An introduction to immutable infrastructure
Why you should stop managing infrastructure and start really programming it.
Immutable infrastructure (II) provides stability, efficiency, and fidelity to your applications through automation and the use of successful patterns from programming. No rigorous or standardized definition of immutable infrastructure exists yet, but the basic idea is that you create and operate your infrastructure using the programming concept of immutability: once you instantiate something, you never change it. Instead, you replace it with another instance to make changes or ensure proper behavior.

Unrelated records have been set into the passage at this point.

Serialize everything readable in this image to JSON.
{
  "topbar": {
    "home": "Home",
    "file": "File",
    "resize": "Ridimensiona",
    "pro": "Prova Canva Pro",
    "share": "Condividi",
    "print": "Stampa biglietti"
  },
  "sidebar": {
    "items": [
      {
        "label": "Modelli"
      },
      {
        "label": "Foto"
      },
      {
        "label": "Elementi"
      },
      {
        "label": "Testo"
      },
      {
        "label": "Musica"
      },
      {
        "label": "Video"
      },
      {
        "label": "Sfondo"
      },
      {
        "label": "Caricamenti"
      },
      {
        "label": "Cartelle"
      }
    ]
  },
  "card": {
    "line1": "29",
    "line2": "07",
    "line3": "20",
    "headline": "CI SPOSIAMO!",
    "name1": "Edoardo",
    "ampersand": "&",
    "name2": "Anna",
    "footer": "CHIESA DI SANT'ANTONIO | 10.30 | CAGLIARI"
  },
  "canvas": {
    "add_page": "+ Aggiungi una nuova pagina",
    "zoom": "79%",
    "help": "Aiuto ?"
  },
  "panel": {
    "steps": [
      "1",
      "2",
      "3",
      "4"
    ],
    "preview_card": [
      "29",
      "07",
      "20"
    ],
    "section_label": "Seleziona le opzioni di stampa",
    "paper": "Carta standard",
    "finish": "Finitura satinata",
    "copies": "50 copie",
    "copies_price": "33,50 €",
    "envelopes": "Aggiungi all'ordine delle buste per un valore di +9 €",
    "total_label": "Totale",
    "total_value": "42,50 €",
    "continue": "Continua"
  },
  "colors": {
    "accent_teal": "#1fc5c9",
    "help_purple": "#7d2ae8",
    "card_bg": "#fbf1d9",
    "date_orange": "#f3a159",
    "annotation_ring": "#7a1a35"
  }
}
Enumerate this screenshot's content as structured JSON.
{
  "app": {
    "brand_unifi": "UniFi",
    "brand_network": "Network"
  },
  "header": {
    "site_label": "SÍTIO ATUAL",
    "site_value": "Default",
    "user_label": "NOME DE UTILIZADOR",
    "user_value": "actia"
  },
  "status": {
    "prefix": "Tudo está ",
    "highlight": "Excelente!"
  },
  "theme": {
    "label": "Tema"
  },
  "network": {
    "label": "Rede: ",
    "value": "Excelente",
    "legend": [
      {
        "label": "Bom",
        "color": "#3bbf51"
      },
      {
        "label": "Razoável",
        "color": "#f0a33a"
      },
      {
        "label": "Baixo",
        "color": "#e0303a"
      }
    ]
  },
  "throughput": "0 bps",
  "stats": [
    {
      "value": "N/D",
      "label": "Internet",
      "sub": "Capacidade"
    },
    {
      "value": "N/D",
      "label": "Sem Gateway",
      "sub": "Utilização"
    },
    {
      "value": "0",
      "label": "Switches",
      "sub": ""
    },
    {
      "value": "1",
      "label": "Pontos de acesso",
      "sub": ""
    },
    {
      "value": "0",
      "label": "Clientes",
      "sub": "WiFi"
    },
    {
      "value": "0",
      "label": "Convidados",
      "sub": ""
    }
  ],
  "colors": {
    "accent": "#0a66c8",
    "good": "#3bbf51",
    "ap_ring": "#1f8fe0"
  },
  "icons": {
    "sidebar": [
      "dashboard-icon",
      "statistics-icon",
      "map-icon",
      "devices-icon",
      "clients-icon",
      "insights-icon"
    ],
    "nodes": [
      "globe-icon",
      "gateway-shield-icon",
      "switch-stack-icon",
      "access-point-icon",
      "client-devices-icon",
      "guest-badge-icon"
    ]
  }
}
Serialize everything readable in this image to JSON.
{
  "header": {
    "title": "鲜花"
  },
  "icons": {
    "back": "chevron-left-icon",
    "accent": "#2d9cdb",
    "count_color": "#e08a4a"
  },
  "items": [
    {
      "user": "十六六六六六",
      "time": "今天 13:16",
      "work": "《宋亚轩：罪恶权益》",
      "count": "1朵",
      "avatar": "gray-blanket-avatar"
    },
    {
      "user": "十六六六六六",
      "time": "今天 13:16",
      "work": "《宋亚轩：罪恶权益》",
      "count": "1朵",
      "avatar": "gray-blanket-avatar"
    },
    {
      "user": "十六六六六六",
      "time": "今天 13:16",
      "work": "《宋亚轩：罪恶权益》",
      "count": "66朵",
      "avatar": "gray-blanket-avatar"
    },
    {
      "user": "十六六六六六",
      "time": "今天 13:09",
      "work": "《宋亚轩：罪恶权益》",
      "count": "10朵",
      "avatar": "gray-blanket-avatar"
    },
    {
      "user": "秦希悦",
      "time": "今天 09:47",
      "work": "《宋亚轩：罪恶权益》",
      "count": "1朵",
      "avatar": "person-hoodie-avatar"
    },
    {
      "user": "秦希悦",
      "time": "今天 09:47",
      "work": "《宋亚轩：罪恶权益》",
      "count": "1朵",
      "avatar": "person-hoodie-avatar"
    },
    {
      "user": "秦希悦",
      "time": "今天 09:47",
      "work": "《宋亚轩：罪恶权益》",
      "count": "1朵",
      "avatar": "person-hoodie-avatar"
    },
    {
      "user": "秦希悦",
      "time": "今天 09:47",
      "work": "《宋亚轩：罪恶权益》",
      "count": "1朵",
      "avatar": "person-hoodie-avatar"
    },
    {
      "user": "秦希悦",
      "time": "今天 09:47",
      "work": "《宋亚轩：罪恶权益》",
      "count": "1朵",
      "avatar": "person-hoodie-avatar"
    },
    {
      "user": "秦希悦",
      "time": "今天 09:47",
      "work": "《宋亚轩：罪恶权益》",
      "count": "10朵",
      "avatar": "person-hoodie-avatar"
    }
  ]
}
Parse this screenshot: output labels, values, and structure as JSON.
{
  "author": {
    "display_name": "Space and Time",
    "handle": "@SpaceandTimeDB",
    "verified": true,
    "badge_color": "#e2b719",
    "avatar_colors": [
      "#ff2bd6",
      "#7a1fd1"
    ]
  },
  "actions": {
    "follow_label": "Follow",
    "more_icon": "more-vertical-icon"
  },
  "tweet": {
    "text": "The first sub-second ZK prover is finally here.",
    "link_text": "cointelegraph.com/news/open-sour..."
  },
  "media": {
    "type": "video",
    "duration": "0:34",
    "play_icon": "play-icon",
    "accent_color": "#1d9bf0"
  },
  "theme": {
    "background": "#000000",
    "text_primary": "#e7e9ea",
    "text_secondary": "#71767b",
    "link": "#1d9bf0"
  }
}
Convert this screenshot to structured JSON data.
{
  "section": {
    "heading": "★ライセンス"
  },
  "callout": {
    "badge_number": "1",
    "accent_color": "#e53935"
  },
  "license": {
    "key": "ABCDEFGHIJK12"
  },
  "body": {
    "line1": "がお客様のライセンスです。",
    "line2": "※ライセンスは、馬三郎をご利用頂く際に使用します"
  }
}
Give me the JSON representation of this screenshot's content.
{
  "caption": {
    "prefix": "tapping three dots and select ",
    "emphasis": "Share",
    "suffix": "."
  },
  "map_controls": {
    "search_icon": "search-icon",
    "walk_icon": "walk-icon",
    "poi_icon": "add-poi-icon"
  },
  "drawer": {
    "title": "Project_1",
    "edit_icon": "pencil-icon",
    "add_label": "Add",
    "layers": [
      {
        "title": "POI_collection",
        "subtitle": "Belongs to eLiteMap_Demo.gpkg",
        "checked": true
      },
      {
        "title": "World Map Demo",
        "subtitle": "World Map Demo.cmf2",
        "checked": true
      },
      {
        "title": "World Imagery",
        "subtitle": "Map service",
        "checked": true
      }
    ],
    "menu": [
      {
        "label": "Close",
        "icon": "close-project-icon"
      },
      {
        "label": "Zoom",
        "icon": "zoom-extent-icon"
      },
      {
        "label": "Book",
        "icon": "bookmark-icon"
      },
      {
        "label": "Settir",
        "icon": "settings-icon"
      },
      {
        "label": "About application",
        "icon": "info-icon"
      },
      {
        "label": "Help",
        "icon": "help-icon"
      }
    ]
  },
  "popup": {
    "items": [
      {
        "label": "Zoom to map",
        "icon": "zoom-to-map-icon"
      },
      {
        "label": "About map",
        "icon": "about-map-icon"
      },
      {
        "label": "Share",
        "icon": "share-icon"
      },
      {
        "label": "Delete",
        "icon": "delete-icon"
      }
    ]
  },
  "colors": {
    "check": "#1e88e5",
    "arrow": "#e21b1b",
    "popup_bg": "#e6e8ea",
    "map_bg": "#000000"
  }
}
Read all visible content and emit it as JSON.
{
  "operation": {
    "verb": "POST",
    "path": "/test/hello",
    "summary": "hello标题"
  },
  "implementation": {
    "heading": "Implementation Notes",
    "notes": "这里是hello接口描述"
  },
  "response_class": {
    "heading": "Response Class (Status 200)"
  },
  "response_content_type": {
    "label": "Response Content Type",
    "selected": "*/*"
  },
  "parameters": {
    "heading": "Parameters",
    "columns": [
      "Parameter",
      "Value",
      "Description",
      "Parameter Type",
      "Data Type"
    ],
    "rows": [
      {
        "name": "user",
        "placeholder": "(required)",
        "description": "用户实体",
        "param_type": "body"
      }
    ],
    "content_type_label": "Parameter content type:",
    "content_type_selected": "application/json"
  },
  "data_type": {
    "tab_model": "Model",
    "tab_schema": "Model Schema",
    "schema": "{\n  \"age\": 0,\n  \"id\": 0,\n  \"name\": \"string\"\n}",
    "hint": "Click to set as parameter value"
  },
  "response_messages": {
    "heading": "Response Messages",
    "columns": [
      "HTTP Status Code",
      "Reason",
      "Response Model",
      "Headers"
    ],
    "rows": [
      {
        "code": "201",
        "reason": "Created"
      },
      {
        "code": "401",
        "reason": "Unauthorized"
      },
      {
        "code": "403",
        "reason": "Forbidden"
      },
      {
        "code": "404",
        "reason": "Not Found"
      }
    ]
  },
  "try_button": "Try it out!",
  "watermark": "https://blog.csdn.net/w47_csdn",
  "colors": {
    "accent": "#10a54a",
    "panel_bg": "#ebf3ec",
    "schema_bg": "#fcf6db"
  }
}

Chad Fowler coined the term “immutable infrastructure” in a 2013 blog post, “Trash Your Servers and Burn Your Code: Immutable Infrastructure and Disposable Components,” but others have spoken about similar ideas. Martin Fowler described phoenix servers in 2012. Greg Orzell, James Carr, Kief Morris, and Ben Butler-Cole, to name a few, have contributed significant thought and work as well.
II requires full automation of your runtime environment. This is only possible in compute environments that have an API over all aspects of configuration and monitoring. Therefore, II can be fully realized only in true cloud environments. It is possible to realize some benefits of II with partial implementations, but the true benefits of efficiency and resiliency are realized with thorough implementation.
Give up on artisanal infrastructure
Historically, we’ve thought of machine uptime and maintenance as desirable because we associate the health of the overall service or application with them. In the data center, hardware is expensive and we need to carefully craft and maintain each individual server to preserve our investments over time. In the cloud, this is an anachronistic perspective and one we should give up on in order to create more resilient, simpler, and ultimately more secure services and applications. Werner Vogels, CTO of Amazon and an early leading thinker on cloud systems, captures this sentiment by imploring us to stop hugging servers (they don’t hug us back).
There are a variety of reasons artisanally maintained infrastructure composed of traditional, long-lived (and therefore mutable) components is insufficient to the task of operating modern, distributed services in the cloud.
- Increasing operational complexity. The rise of distributed service architectures, and the use of dynamic scaling results in vastly more stuff to keep track of. Using mutable maintenance methods for updates or patching configurations across fleets of hundreds or thousands of compute instances is difficult, error-prone, and a time sink.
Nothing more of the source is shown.